The first Missouri river bridge at Leavenworth, was completed December 2, 1871, and in December, 1892, ground was broken for the new steel bridge.
--On Dec. 16, 1870, Simon P. Yocom, early ferry operator at Leavenworth, died.
--In December, 1854, Gen. Lucien J. Eastin having acquired the Kansas Herald, of Leavenworth, continued to issue it as a Pro-slavery paper. The next spring Judge Mark W. Delahay purchased the equipment and started the Free State Register.
--Dec. 18, 1856, Capt. W. S. Murphy, who with Simeon Scruggs, established the pioneer saw mill in Leavenworth that sawed the lumber from which the town was built, died at Weston.
--In December, 1857, Leavenworth had 4,000 inhabitants. Lots sold at fabulous prices.
--The Planters House was open for business.
--Dec. 1, 1856, the town of Quindaro was founded by Governor Charles Robinson and others.
--In December, 1856, the Missouri river had been frozen for a month and it was extremely cold.
--Dec. 2, 1859, the mercury was 31 degrees below zero.
--William H. Hunt, a former sheriff and collector of Platte county, Mo., moved to Leavenworth, Dec. 1, 1884.
--In December, 1891, a Keeley Institute was established in Leavenworth and many people, some of them prominent, took the "cure."
--Dec. 16, 1861, Platte City was burned by Federal troops.

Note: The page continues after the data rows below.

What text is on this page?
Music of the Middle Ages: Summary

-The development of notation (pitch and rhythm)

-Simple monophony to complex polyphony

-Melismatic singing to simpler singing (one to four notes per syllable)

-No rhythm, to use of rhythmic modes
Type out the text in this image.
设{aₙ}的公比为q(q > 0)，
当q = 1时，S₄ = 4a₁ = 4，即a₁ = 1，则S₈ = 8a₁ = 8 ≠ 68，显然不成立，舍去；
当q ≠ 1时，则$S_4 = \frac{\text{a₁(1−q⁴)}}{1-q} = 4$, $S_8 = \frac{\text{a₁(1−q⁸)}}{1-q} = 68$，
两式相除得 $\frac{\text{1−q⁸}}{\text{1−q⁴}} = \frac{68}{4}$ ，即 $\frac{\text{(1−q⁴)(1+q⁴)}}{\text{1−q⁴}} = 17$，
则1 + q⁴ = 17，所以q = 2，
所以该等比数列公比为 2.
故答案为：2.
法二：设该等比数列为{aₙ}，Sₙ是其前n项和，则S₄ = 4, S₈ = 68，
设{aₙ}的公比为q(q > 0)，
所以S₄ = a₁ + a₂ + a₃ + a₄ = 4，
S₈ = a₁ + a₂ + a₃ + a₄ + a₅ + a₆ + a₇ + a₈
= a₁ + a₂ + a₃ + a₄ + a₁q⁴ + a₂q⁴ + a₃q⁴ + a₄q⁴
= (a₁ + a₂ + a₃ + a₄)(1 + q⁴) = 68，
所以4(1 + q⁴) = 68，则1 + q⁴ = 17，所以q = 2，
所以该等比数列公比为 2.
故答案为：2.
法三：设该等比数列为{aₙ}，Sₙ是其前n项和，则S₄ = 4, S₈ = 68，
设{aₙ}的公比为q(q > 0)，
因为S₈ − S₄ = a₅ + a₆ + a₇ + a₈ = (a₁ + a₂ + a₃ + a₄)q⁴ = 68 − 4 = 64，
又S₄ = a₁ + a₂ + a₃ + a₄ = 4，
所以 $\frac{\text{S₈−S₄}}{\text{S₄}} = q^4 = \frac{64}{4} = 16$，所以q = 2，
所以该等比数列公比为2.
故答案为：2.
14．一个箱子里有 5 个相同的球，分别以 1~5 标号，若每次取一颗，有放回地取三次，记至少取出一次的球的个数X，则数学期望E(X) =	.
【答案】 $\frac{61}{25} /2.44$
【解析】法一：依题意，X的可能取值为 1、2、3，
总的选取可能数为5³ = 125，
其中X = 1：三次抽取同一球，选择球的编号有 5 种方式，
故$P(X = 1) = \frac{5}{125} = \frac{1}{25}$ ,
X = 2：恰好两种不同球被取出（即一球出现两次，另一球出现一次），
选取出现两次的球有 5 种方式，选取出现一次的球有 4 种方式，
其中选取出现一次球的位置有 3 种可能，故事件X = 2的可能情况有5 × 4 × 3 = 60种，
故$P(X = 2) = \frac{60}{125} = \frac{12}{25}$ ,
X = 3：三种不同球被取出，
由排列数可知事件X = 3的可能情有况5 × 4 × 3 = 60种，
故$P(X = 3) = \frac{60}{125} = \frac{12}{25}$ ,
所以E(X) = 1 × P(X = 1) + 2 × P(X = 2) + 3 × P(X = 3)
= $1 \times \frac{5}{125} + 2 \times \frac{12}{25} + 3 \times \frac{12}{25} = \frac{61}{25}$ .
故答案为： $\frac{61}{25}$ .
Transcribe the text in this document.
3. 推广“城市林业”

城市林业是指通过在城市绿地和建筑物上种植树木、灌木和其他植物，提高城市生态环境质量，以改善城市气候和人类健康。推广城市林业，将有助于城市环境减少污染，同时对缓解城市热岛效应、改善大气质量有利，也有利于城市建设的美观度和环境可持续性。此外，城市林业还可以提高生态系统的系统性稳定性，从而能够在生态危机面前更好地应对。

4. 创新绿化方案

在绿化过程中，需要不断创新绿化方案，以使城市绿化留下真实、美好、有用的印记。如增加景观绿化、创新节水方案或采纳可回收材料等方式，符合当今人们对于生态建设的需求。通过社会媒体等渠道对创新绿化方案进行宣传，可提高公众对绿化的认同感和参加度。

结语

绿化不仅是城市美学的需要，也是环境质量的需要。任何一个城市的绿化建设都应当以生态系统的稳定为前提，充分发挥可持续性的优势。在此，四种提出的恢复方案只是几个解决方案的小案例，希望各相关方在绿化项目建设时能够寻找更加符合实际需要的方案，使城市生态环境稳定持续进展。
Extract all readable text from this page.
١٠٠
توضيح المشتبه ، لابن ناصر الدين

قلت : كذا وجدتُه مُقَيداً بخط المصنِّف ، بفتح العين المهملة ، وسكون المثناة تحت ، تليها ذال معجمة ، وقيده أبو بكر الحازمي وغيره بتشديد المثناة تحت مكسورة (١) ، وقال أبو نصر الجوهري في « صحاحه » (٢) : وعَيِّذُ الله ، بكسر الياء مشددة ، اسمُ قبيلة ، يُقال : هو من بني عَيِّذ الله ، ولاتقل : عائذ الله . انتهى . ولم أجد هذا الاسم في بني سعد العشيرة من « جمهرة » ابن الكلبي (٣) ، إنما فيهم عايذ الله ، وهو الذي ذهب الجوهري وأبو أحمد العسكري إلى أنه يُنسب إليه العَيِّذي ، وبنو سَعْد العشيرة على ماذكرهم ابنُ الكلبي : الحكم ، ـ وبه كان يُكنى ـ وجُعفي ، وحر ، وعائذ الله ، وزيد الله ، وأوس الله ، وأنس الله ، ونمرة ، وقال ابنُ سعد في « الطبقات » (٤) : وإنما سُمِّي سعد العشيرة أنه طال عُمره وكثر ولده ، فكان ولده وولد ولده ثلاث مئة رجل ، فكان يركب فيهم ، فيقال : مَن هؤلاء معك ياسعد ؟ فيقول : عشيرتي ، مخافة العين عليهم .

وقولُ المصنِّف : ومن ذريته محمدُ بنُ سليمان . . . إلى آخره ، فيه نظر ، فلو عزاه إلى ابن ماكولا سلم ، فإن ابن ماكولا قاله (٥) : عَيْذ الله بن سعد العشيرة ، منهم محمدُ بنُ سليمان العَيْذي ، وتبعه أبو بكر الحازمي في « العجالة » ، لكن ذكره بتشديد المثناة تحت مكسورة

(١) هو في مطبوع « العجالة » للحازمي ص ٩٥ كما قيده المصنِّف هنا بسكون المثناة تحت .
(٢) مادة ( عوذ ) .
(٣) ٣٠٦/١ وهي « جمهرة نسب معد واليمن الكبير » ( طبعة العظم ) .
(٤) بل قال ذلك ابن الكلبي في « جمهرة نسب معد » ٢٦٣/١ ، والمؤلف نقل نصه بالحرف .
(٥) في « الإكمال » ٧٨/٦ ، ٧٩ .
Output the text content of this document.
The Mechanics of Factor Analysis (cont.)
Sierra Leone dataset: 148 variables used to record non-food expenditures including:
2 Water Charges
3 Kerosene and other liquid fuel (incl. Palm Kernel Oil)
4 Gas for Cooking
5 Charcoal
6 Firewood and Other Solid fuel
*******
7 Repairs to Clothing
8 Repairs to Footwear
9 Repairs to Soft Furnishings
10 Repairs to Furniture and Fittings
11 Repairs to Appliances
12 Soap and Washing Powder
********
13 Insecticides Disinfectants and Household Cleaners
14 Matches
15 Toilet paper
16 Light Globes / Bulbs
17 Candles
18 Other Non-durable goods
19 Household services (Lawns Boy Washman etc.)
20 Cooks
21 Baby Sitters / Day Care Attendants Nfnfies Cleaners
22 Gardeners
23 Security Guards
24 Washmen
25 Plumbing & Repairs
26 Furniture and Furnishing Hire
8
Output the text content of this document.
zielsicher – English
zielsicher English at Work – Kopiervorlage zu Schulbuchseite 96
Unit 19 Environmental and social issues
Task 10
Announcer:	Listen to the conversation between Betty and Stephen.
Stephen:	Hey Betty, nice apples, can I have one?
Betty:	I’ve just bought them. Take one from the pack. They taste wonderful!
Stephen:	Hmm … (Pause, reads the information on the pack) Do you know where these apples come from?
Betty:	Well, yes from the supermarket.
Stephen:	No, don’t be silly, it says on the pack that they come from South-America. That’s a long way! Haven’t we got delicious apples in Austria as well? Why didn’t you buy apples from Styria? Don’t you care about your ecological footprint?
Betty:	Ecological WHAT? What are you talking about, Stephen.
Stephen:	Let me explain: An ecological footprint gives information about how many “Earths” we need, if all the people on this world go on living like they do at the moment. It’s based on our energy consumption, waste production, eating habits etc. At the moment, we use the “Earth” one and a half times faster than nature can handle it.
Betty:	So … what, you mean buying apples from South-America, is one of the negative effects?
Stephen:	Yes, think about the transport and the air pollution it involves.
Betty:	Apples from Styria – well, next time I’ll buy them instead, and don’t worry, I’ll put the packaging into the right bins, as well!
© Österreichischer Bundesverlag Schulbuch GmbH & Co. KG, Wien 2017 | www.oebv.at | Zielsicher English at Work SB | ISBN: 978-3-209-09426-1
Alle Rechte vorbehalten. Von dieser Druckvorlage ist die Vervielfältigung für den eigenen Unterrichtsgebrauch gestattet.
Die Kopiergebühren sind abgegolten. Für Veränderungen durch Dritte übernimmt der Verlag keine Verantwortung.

--In December, 1858, several men, believing that a part of the Fort Leavenworth reserve on the Missouri side of the river was open for settlement, commenced to erect cabins thereon, but the quartermaster at the Post ejected them and confiscated their lumber.
--Dec. 6, 1854, the first birth occurred in Leavenworth, when Cora Leavenworth Kyle, daughter of Mr. and Mrs. A. T. Kyle, and granddaughter of Mr. and Mrs. George Keller, was born at the Leavenworth Hotel. The first death of a resident occurred on the same day, when Stephen T. Noble was drowned in the river.
--Ivanhoe Lodge, No. 14, K of P of Leavenwroth, was instituted Dec. 1, 1873.